Professeure de psychologie à l'université d'Austin, dans le Texas, l'américaine Kristin Neff a défriché la notion d'autocompassion au début des années 2000. Elle a «redécouvert» un concept millénaire issu de la philosophie bouddhiste, en se rendant dans un centre de méditation créé par le moine vietnamien Thich Nhat Hanh. Ce dernier a créé le Village des Pruniers près de Bergerac, qui attire chaque année plusieurs milliers de retraitants. Dans un article de 2003 sur le sujet, Kristin Neff décline l'autocompassion en trois composantes. La première consiste à faire preuve de douceur et d'empathie envers soi-même comme on le ferait avec autrui. La deuxième est de reconnaître que l'on est un être humain parmi d'autres, qui souffre comme eux – et que cela fait de nous un être relié et non séparé des autres. La chercheuse ajoute à ces deux éléments la pratique de la méditation en pleine conscience, où il s'agit de prêter attention à sa respiration et aux sensations corporelles. « Lorsqu'un patient observe son corps, ses émotions désagréables prennent moins de place », affirme Pierre Carnicelli Daniel.
Gare à la complaisance
À vouloir cultiver la bienveillance, ne risque-t-on pas de tomber dans la complaisance avec notre propre personne ? On pourrait certes craindre que l'autocompassion encourage le laisser-aller. Kristin Neff affirme le contraire : c'est lorsqu'on est trop dur avec soi-même qu'on se décourage et qu'on tombe dans la passivité. L'empathie envers soi-même et le désir sincère de s'aider fonctionnent mieux que l'autoflagellation. « Il n'y a rien de narcissique ou de pervers à s'aimer », résume Pierre Carnicelli Daniel.
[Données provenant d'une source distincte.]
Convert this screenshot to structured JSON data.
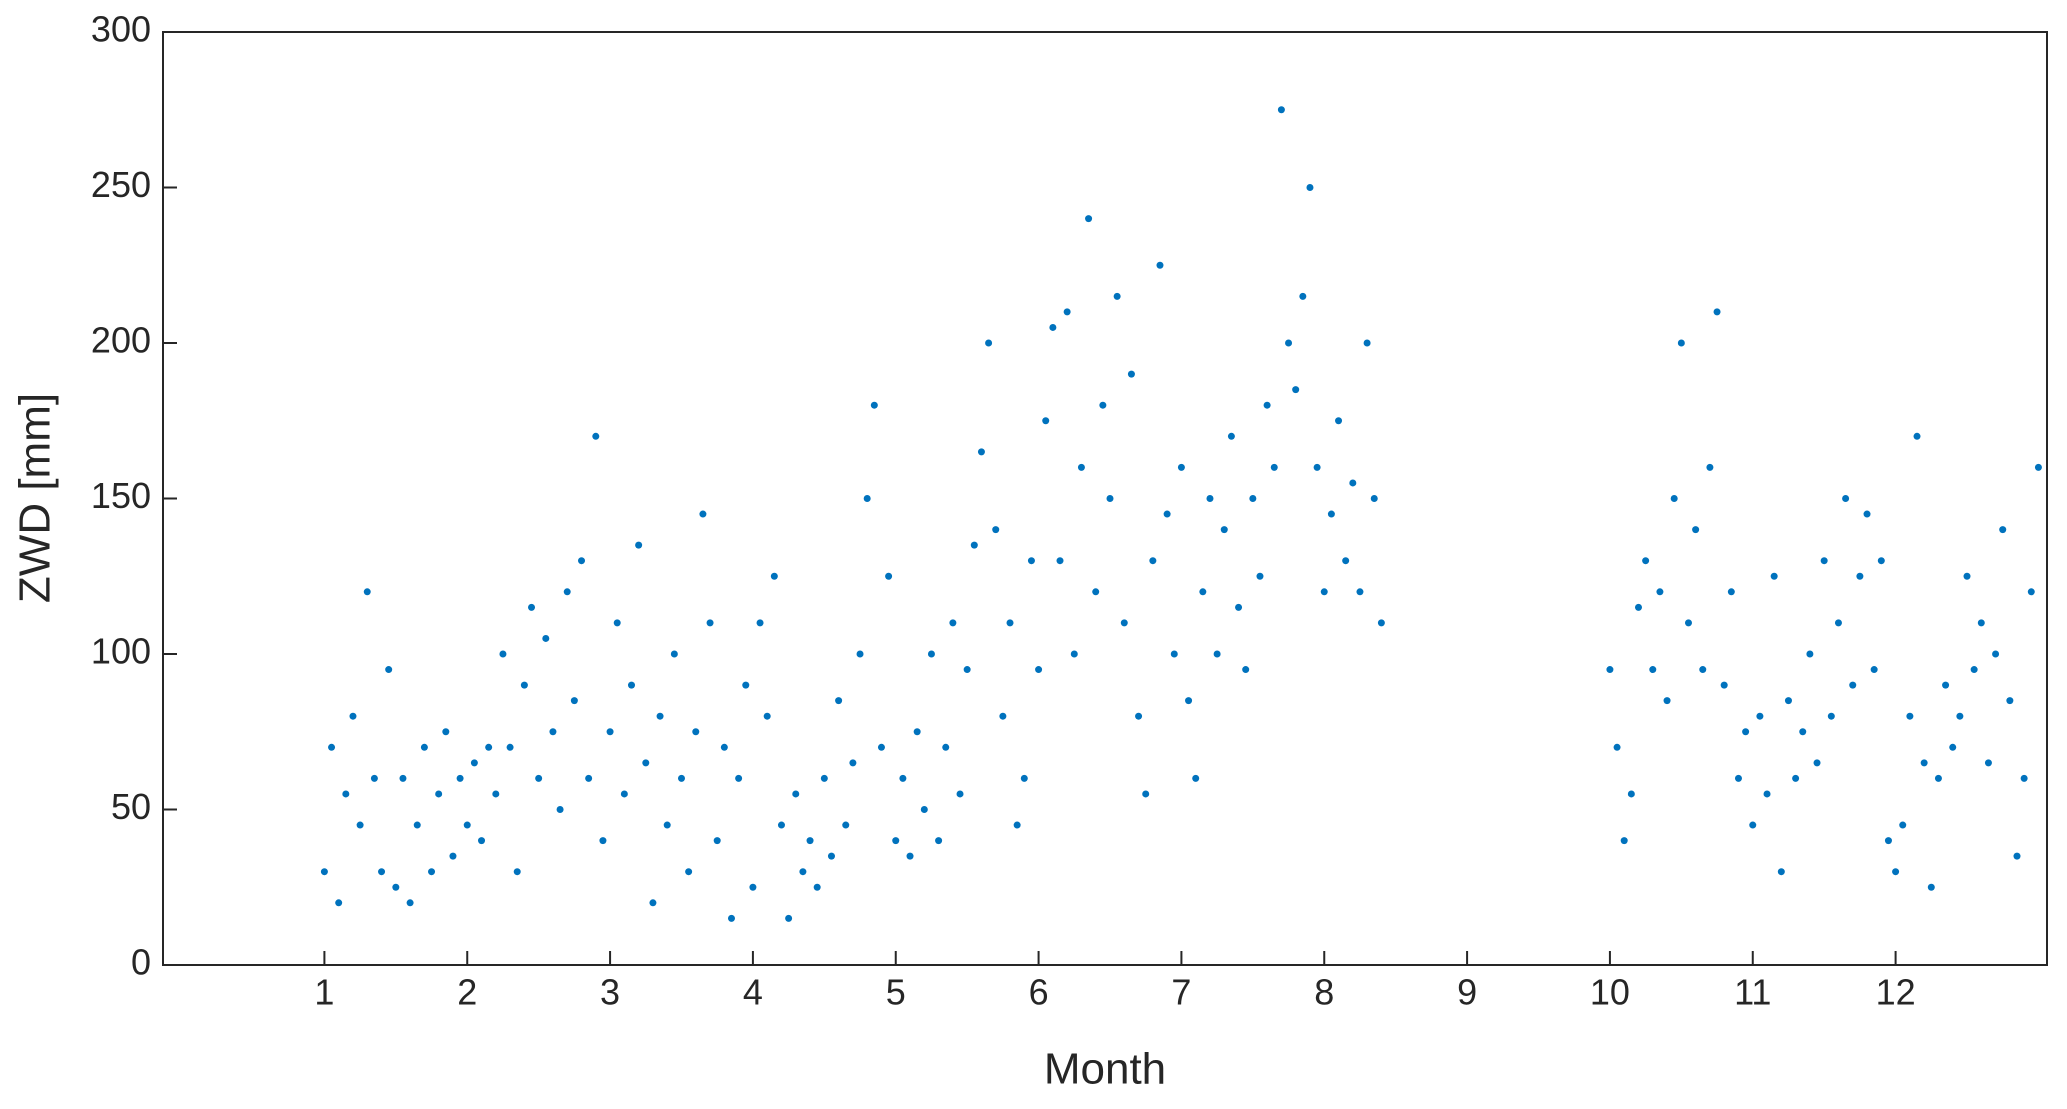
{
  "chart_data": {
    "type": "scatter",
    "xlabel": "Month",
    "ylabel": "ZWD [mm]",
    "color": "#0072bd",
    "xlim": [
      -0.13,
      13.06
    ],
    "ylim": [
      0,
      300
    ],
    "xticks": [
      1,
      2,
      3,
      4,
      5,
      6,
      7,
      8,
      9,
      10,
      11,
      12
    ],
    "yticks": [
      0,
      50,
      100,
      150,
      200,
      250,
      300
    ],
    "x": [
      1.0,
      1.05,
      1.1,
      1.15,
      1.2,
      1.25,
      1.3,
      1.35,
      1.4,
      1.45,
      1.5,
      1.55,
      1.6,
      1.65,
      1.7,
      1.75,
      1.8,
      1.85,
      1.9,
      1.95,
      2.0,
      2.05,
      2.1,
      2.15,
      2.2,
      2.25,
      2.3,
      2.35,
      2.4,
      2.45,
      2.5,
      2.55,
      2.6,
      2.65,
      2.7,
      2.75,
      2.8,
      2.85,
      2.9,
      2.95,
      3.0,
      3.05,
      3.1,
      3.15,
      3.2,
      3.25,
      3.3,
      3.35,
      3.4,
      3.45,
      3.5,
      3.55,
      3.6,
      3.65,
      3.7,
      3.75,
      3.8,
      3.85,
      3.9,
      3.95,
      4.0,
      4.05,
      4.1,
      4.15,
      4.2,
      4.25,
      4.3,
      4.35,
      4.4,
      4.45,
      4.5,
      4.55,
      4.6,
      4.65,
      4.7,
      4.75,
      4.8,
      4.85,
      4.9,
      4.95,
      5.0,
      5.05,
      5.1,
      5.15,
      5.2,
      5.25,
      5.3,
      5.35,
      5.4,
      5.45,
      5.5,
      5.55,
      5.6,
      5.65,
      5.7,
      5.75,
      5.8,
      5.85,
      5.9,
      5.95,
      6.0,
      6.05,
      6.1,
      6.15,
      6.2,
      6.25,
      6.3,
      6.35,
      6.4,
      6.45,
      6.5,
      6.55,
      6.6,
      6.65,
      6.7,
      6.75,
      6.8,
      6.85,
      6.9,
      6.95,
      7.0,
      7.05,
      7.1,
      7.15,
      7.2,
      7.25,
      7.3,
      7.35,
      7.4,
      7.45,
      7.5,
      7.55,
      7.6,
      7.65,
      7.7,
      7.75,
      7.8,
      7.85,
      7.9,
      7.95,
      8.0,
      8.05,
      8.1,
      8.15,
      8.2,
      8.25,
      8.3,
      8.35,
      8.4,
      10.0,
      10.05,
      10.1,
      10.15,
      10.2,
      10.25,
      10.3,
      10.35,
      10.4,
      10.45,
      10.5,
      10.55,
      10.6,
      10.65,
      10.7,
      10.75,
      10.8,
      10.85,
      10.9,
      10.95,
      11.0,
      11.05,
      11.1,
      11.15,
      11.2,
      11.25,
      11.3,
      11.35,
      11.4,
      11.45,
      11.5,
      11.55,
      11.6,
      11.65,
      11.7,
      11.75,
      11.8,
      11.85,
      11.9,
      11.95,
      12.0,
      12.05,
      12.1,
      12.15,
      12.2,
      12.25,
      12.3,
      12.35,
      12.4,
      12.45,
      12.5,
      12.55,
      12.6,
      12.65,
      12.7,
      12.75,
      12.8,
      12.85,
      12.9,
      12.95,
      13.0
    ],
    "values": [
      30,
      70,
      20,
      55,
      80,
      45,
      120,
      60,
      30,
      95,
      25,
      60,
      20,
      45,
      70,
      30,
      55,
      75,
      35,
      60,
      45,
      65,
      40,
      70,
      55,
      100,
      70,
      30,
      90,
      115,
      60,
      105,
      75,
      50,
      120,
      85,
      130,
      60,
      170,
      40,
      75,
      110,
      55,
      90,
      135,
      65,
      20,
      80,
      45,
      100,
      60,
      30,
      75,
      145,
      110,
      40,
      70,
      15,
      60,
      90,
      25,
      110,
      80,
      125,
      45,
      15,
      55,
      30,
      40,
      25,
      60,
      35,
      85,
      45,
      65,
      100,
      150,
      180,
      70,
      125,
      40,
      60,
      35,
      75,
      50,
      100,
      40,
      70,
      110,
      55,
      95,
      135,
      165,
      200,
      140,
      80,
      110,
      45,
      60,
      130,
      95,
      175,
      205,
      130,
      210,
      100,
      160,
      240,
      120,
      180,
      150,
      215,
      110,
      190,
      80,
      55,
      130,
      225,
      145,
      100,
      160,
      85,
      60,
      120,
      150,
      100,
      140,
      170,
      115,
      95,
      150,
      125,
      180,
      160,
      275,
      200,
      185,
      215,
      250,
      160,
      120,
      145,
      175,
      130,
      155,
      120,
      200,
      150,
      110,
      95,
      70,
      40,
      55,
      115,
      130,
      95,
      120,
      85,
      150,
      200,
      110,
      140,
      95,
      160,
      210,
      90,
      120,
      60,
      75,
      45,
      80,
      55,
      125,
      30,
      85,
      60,
      75,
      100,
      65,
      130,
      80,
      110,
      150,
      90,
      125,
      145,
      95,
      130,
      40,
      30,
      45,
      80,
      170,
      65,
      25,
      60,
      90,
      70,
      80,
      125,
      95,
      110,
      65,
      100,
      140,
      85,
      35,
      60,
      120,
      160
    ]
  }
}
L'autocompassion se distingue d'un autre concept en vogue, celui de l'estime en soi, dont certains auteurs pointent les limites. « Alors que l'estime de soi implique d'évaluer positivement et inclut souvent le besoin d'être spécial et au-dessus de la moyenne, l'autocompassion n'entraîne pas une autoévaluation ou une comparaison avec d'autres », indique le psychologue Fabien Devaugermé. Prenons garde, car la recherche de performance n'est jamais loin.